Кэйхолл поднял голову, сложил на груди руки. Лицо его стало спокойным, в уголках глаз поблескивала влага.
— Мы поступим с тобой так, — глухо сказал он. — Завтра и во вторник я займусь кое-какими приготовлениями. Полагаю, все произойдет около полуночи, времени должно хватить. Относись к этому как к игре. Выиграешь — отлично. Проиграешь — я расплачусь.
— Значит, слушание…
— Нет. Никакого слушания, никаких петиций. Проблем тебе и без того хватает: на два ходатайства ответы так и не получены. Нового я ничего не подпишу.
Сэм с трудом поднялся, на негнущихся ногах подошел к двери, привалился к ней плечом.
— Что слышно о Ли? — спросил он, доставая из кармана сигарету.
— Она по-прежнему в клинике, — солгал Адам. Ему хотелось сообщить деду правду — стоит ли врать, когда жить человеку осталось всего два дня? Удержала мысль: до вторника Ли наверняка объявится. — Хочешь ее увидеть?
— Думаю, да. Она может оттуда выйти?
— Не уверен, но попробую вытащить.
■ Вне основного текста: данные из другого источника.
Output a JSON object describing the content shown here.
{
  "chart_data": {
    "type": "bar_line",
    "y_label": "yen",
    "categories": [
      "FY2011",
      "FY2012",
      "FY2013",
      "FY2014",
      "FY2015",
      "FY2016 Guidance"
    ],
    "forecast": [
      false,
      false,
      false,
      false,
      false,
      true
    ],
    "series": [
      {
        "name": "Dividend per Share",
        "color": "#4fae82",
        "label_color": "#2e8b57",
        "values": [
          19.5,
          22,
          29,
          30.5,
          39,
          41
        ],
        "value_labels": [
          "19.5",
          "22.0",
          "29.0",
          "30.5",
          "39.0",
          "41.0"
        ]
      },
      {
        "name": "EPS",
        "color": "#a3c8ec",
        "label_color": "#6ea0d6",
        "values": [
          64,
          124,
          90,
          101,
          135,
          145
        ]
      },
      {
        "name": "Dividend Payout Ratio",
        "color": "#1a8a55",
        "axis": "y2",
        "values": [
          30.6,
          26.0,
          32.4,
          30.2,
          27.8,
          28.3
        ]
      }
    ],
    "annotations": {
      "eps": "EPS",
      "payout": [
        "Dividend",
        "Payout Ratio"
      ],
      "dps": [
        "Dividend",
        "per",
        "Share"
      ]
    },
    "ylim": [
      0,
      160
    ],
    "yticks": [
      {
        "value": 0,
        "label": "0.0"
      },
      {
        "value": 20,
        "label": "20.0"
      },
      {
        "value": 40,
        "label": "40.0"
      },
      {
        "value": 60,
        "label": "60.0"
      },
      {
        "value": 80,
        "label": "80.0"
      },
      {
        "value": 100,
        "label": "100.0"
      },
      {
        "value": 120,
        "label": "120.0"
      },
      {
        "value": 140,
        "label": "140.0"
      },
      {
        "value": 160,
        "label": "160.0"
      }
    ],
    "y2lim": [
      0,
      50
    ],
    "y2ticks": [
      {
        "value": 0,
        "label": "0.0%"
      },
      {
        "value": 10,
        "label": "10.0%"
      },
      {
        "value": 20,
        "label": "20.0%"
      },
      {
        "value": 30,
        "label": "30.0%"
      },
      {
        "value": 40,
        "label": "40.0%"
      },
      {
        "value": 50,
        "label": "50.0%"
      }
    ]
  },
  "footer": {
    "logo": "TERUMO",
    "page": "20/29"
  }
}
Она слабее, чем я рассчитывал.
— Моя дочь — алкоголичка?
— Да.
— Это все? А наркотики?
— Только спиртное. Тетка призналась, что пьет уже долгие годы. Клиника стала для нее вторым домом.
— Да хранит ее Господь. Моим детям тоже не повезло.
— Ли — замечательная женщина. Ей действительно не повезло — сначала в браке, потом с сыном. Он подростком ушел из семьи и больше не возвращался.
— Уолт?
— Уолт. — У Адама защемило сердце: дед даже не был уверен, как зовут его внука. Кто же проклял род Кэйхоллов?
— Сколько ему сейчас?
— Не знаю. Наверное, мой ровесник.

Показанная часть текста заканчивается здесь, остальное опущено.